On May 24, 2016, a preliminary report was published by researchers Phillipa Malpa, Pam Oliver and Mike Wilson of Auckland University. The report summarises the findings of the survey with 969 nurses and doctors, for the purpose of providing first feedback to the participants and the professional bodies.
Key findings are as follows:
- · Consistent with other recent New Zealand studies, 37% of doctors responding to the survey “strongly” or “mostly” agreed that AD should be legalised in New Zealand, assuming provision of appropriate guidelines and protocols. In contrast, two thirds of nurses agreed that AD should be legalised here.
- · Respondents’ main reasons for wanting legal AD revolved mainly around four factors: a belief in people’s right to autonomous decision-making at the end of their life, irrespective of health practitioners’ beliefs; philosophical beliefs about personal dignity and a perceived right for people to avoid unnecessary pain and suffering at end of life; respondents’ professional or personal experiences of witnessing severe suffering at end of life; and a perceived failure of some health practitioners to acknowledge medical futility, resulting in suffering through prolonging people’s lives.
- · Respondents’ main reasons for not wanting AD legalised mostly concerned: a belief that undertaking AD functions was not a proper role for health practitioners; a belief that vulnerable people will be pressured to end their lives prematurely; respondents’ professional experience with and/or belief in the adequacy of good palliative care; and moral/ethical (non-religious) objections to legal AD. The main influences on both doctors’ and nurses’ views about legalising AD related to their personal philosophies and ethical beliefs, clinical experiences and personal experiences. Respondents’ religious beliefs and the stance of their professional associations were of notably less importance. Just over half of doctors and two thirds of nurses had been influenced by research evidence.

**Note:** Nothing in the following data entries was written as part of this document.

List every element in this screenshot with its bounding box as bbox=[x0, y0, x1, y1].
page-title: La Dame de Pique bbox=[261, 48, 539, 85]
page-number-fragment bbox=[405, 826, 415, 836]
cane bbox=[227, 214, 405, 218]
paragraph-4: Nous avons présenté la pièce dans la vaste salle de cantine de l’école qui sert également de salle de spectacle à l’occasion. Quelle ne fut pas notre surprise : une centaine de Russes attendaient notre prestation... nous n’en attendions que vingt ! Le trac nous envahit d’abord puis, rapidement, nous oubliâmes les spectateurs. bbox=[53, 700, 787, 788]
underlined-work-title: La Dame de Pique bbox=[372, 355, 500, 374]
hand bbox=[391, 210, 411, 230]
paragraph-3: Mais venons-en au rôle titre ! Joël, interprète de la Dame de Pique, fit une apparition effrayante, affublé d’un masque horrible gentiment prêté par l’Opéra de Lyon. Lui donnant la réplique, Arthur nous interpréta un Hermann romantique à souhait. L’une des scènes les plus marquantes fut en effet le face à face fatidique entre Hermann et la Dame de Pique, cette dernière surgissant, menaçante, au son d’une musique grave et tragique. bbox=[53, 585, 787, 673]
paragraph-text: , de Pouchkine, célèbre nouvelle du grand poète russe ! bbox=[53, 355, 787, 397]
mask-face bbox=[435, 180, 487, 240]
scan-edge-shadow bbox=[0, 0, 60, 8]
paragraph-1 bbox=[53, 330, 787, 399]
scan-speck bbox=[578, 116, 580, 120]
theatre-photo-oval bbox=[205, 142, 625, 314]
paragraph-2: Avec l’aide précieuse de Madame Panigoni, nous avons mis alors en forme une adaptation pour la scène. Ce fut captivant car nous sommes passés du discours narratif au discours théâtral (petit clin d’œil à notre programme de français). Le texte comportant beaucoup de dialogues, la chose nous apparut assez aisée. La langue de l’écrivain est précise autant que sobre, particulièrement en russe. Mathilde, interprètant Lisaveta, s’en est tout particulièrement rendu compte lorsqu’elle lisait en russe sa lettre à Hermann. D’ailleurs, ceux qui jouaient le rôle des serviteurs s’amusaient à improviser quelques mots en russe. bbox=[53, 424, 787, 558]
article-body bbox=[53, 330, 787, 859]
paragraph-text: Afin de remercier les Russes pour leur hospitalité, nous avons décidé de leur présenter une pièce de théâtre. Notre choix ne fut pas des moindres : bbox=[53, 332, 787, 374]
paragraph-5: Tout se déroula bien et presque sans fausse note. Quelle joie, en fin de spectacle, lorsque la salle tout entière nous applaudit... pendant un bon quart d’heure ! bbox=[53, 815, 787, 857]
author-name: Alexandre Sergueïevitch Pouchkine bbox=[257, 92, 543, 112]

- · Doctors’ and nurses’ 1 approval of making legal AD available was not limited to people with a terminal illness, but extended to people with multiple aging-related comorbidities and to people in a persistent vegetative state or suffering from dementia where the person had made a valid advance directive.
- · Nearly one in 10 doctors responding to the question about actual provision of AD had at some time either provided or administered a lethal dose of medication to help someone to have a hastened death, and nearly one percent had done so “several” or “many times”. 2 This finding, supported by a NZ Doctor survey in July 2015, shows that the number of doctors either providing AD or being willing to report doing so has doubled in the past decade. Some nurses had also provided AD.
- · Seventy-five percent to 90% of doctors and nurses reported feeling comfortable considering AD for themselves and/or supporting it for a family member.
- · Two thirds of doctors were willing to write a prescription for a lethal dose where a patient had met the eligibility requirements, and 43% of nurses were willing to undertake that role if it were legally authorised for their profession. Over half of doctors and two thirds of nurses (if so authorised) were willing to administer AD via either injection or intravenous line. Large percentages (86-96%) of both doctors and nurses were willing to discuss AD with patients, provide information about AD to patients and refer them to another practitioner if needed. A majority of both doctors (63%) and nurses (76%) were willing to attend an assisted death by self-administered ingestion.
- · The most common reasons why both doctors and nurses might be deterred from participating in legal AD were a lack of authorised guidelines for undertaking AD safely and competently, a lack of training and skills and a lack of support from their profession. Personal philosophical objection to AD was the least common reason why doctors and nurses might be deterred from taking part in AD.
· Large majorities of both doctors and nurses voiced a need for a range of protections to support their participation in legal AD, in particular: training for AD skills; authorised guidelines from their regulating bodies; immunities from prosecution; the option of conscientious refusal and referring patients to another professional; mentoring; and a statutory body to check compliance by health practitioners with the legal requirements.
Note, while no survey can claim to be entirely representative of the population, the results from this research appear to show that there is a significant cohort of doctors and nurses in New Zealand who support legalising AD and potentially sufficient to ensure that there will be enough health practitioners available for that eventuality. It is noteworthy to see the emphasis in respondents’ answers below on wanting strong accountability processes and professional supports for the safe provision of AD. 3
1Responses to the remainder of the questions (that is, Q5 onwards) did not include respondents who had answered ‘strongly
disagree’ to the initial question Q1(h) (see Appendix), as the remaining questions were irrelevant to such respondents.
2 Respondents could select only one of the response options (from ‘never’ to ‘many times’).
3 All survey responses on 16-19 October 2015 were removed from the analysis, due to notice of two faked responses by a TVNZ reporter between those dates.